The Guardian brings us this little nugget today: A former prisoner at a labor camp in Jixi reports that prisoners are being forced to mine “virtual gold” online for up to 12 hours at a time, in addition to their daily physical labor. If you’re unfamiliar with the term “gold farming”, it basically refers to the building up of online currency (like weapons, credits, character levels, whathaveyou) with hours of play, which is then sold for real money to gamers. From the Guardian:
“Prison bosses made more money forcing inmates to play games than they do forcing people to do manual labour,” Liu told the Guardian. “There were 300 prisoners forced to play games. We worked 12-hour shifts in the camp. I heard them say they could earn 5,000-6,000rmb [£470-570] a day. We didn’t see any of the money. The computers were never turned off.”
Liu, who’s 56, was imprisoned for petitioning over local corruption, probably one of the saddest convictions out there in China. While gold farming, he says prisoners faced physical abuse for failure to reach virtual quotas.
“If I couldn’t complete my work quota, they would punish me physically. They would make me stand with my hands raised in the air and after I returned to my dormitory they would beat me with plastic pipes. We kept playing until we could barely see things,” he said.

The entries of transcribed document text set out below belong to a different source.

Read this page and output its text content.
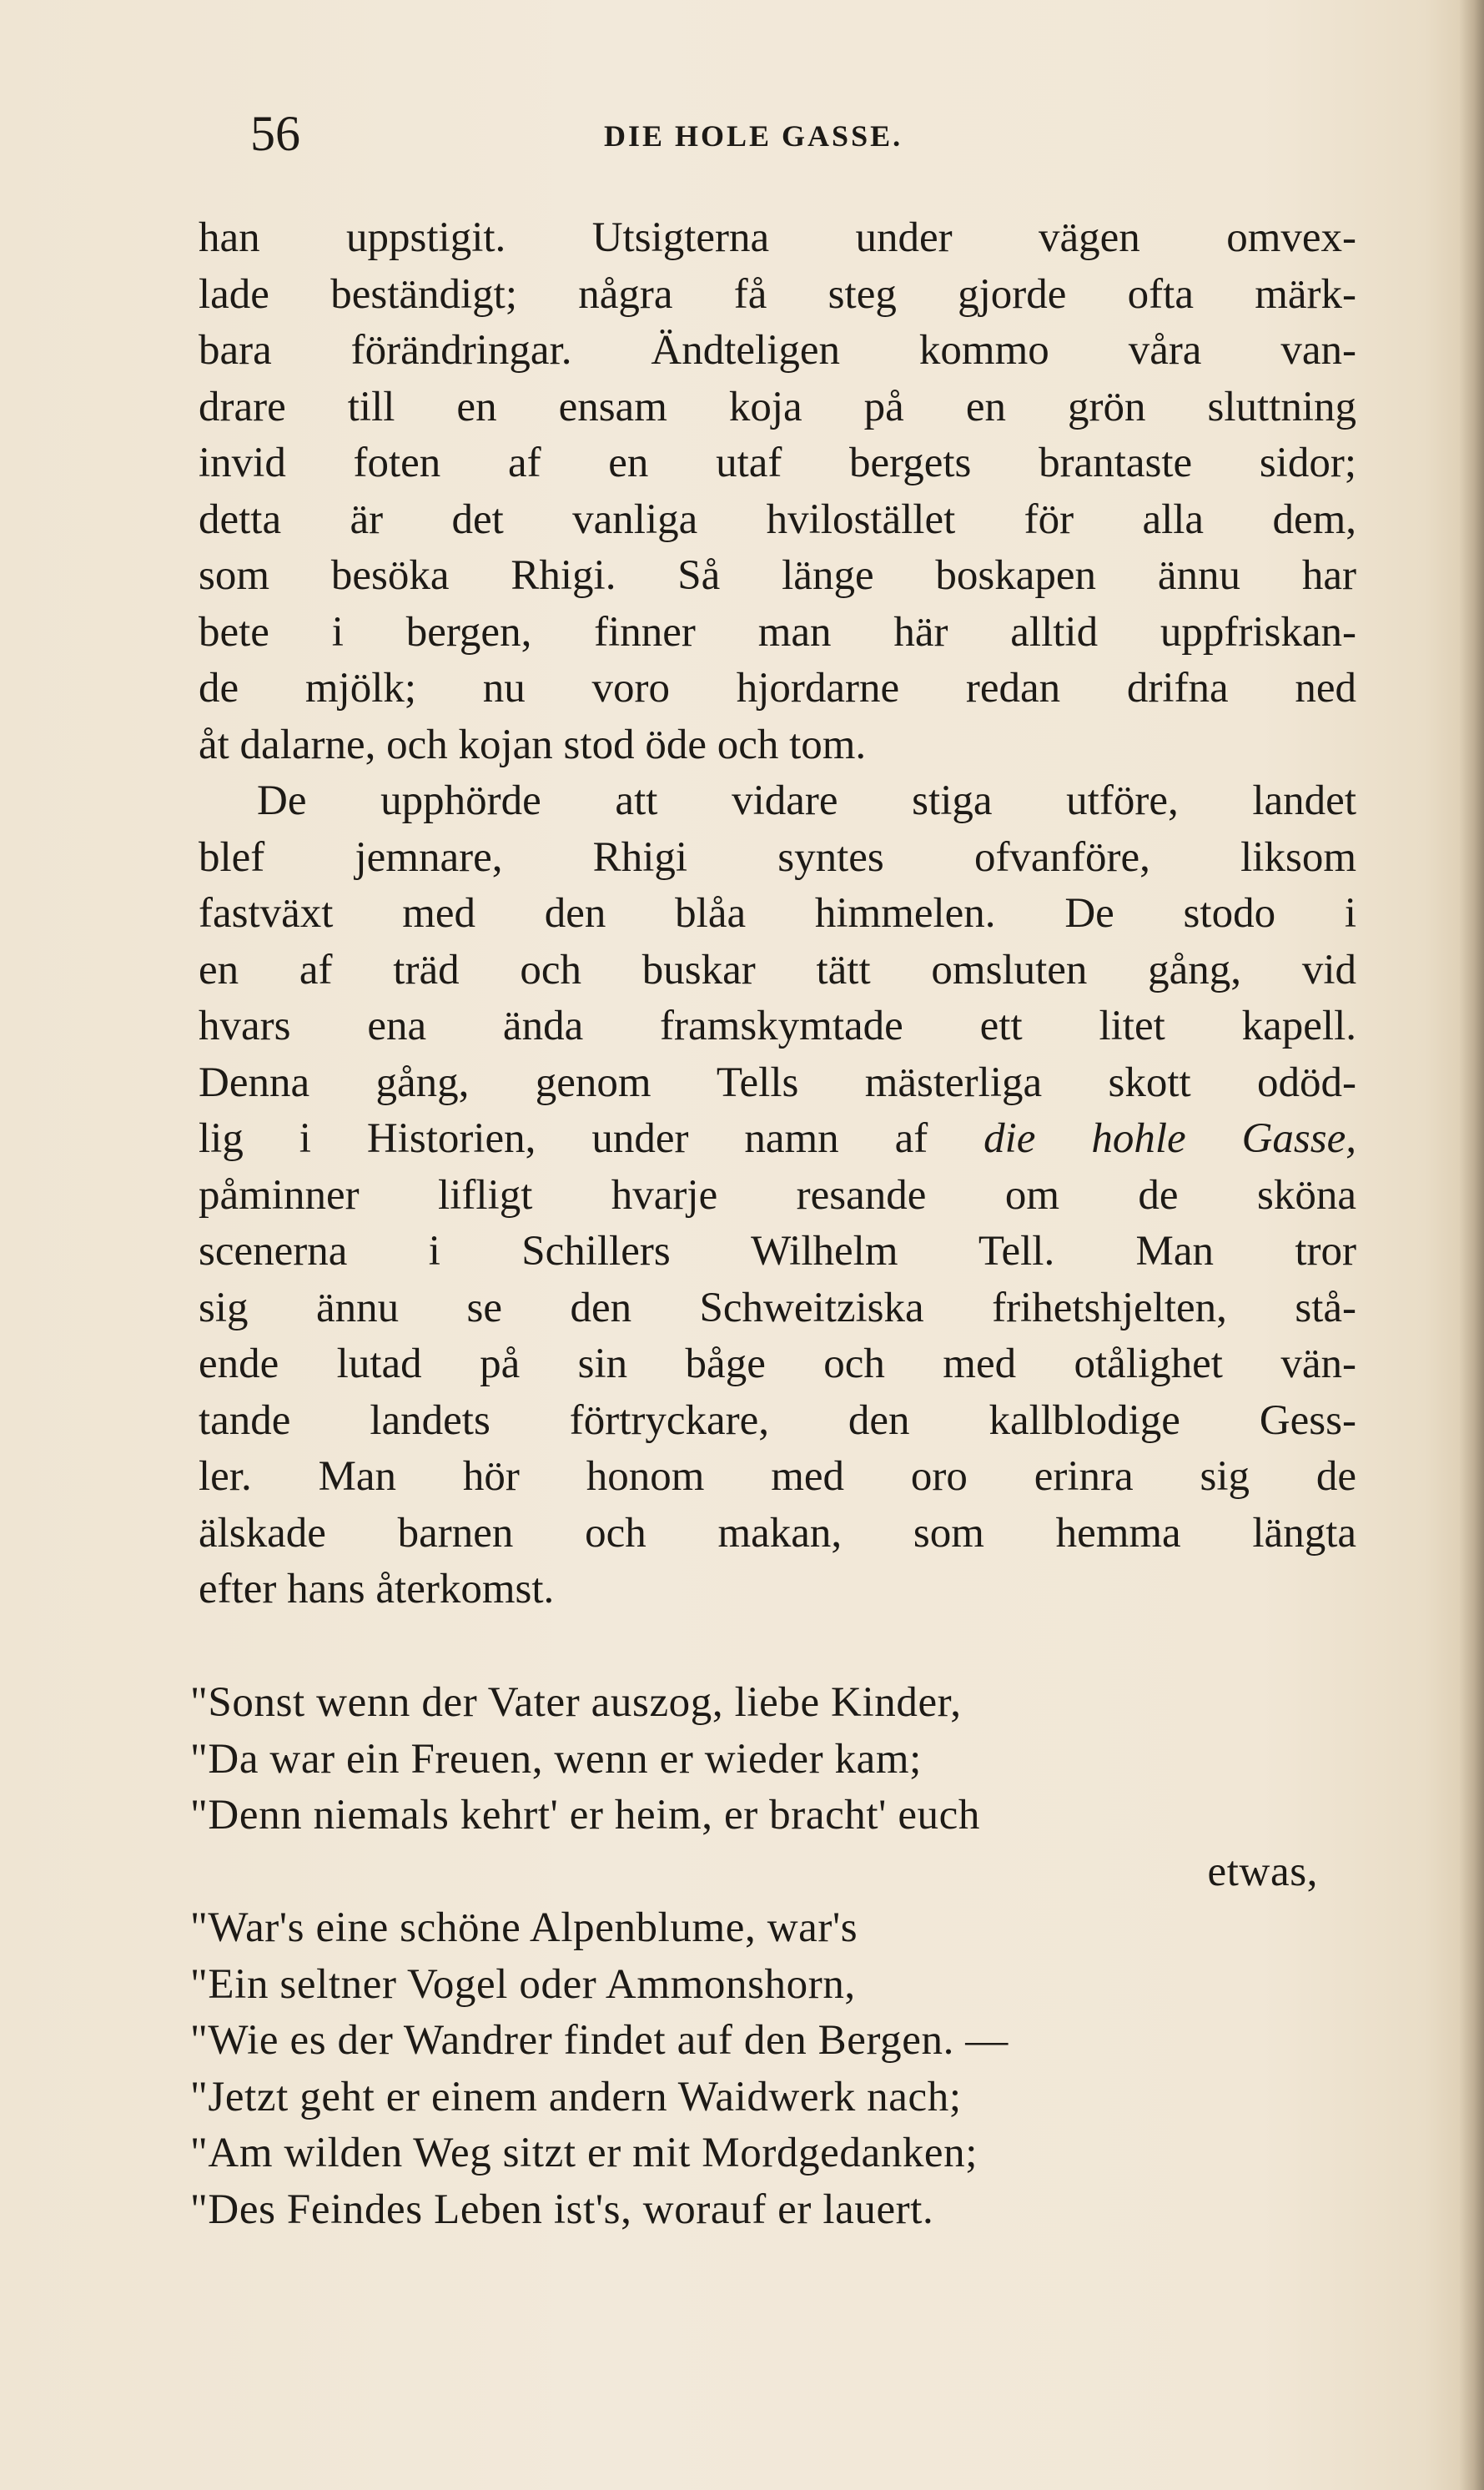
56	DIE HOLE GASSE.
han uppstigit. Utsigterna under vägen omvex-
lade beständigt; några få steg gjorde ofta märk-
bara förändringar. Ändteligen kommo våra van-
drare till en ensam koja på en grön sluttning
invid foten af en utaf bergets brantaste sidor;
detta är det vanliga hvilostället för alla dem,
som besöka Rhigi. Så länge boskapen ännu har
bete i bergen, finner man här alltid uppfriskan-
de mjölk; nu voro hjordarne redan drifna ned
åt dalarne, och kojan stod öde och tom.
De upphörde att vidare stiga utföre, landet
blef jemnare, Rhigi syntes ofvanföre, liksom
fastväxt med den blåa himmelen. De stodo i
en af träd och buskar tätt omsluten gång, vid
hvars ena ända framskymtade ett litet kapell.
Denna gång, genom Tells mästerliga skott odöd-
lig i Historien, under namn af die hohle Gasse,
påminner lifligt hvarje resande om de sköna
scenerna i Schillers Wilhelm Tell. Man tror
sig ännu se den Schweitziska frihetshjelten, stå-
ende lutad på sin båge och med otålighet vän-
tande landets förtryckare, den kallblodige Gess-
ler. Man hör honom med oro erinra sig de
älskade barnen och makan, som hemma längta
efter hans återkomst.
"Sonst wenn der Vater auszog, liebe Kinder,
"Da war ein Freuen, wenn er wieder kam;
"Denn niemals kehrt' er heim, er bracht' euch
etwas,
"War's eine schöne Alpenblume, war's
"Ein seltner Vogel oder Ammonshorn,
"Wie es der Wandrer findet auf den Bergen. —
"Jetzt geht er einem andern Waidwerk nach;
"Am wilden Weg sitzt er mit Mordgedanken;
"Des Feindes Leben ist's, worauf er lauert.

It all sounds like something out of a dystopian cybercentric future where virtual “electro-gulags” (h/t @relevantorgans) are full of wrongfully-convicted laborers toiling online until their eyes bleed to provide fat pimply teenagers with their next lvl up. Except that it’s happening now.
Gold farming is anything but a new concept here in China. Nicknamed “playbourers” by some, online farmers produced an estimated £1.2 billion (about $2 billion) in virtual currency back in 2008. With online gaming subscriptions growing, demand for virtual currencies will only rise further in the future. With little or no regulation by the government, it probably means this is just the beginning for virtual prison labor in China.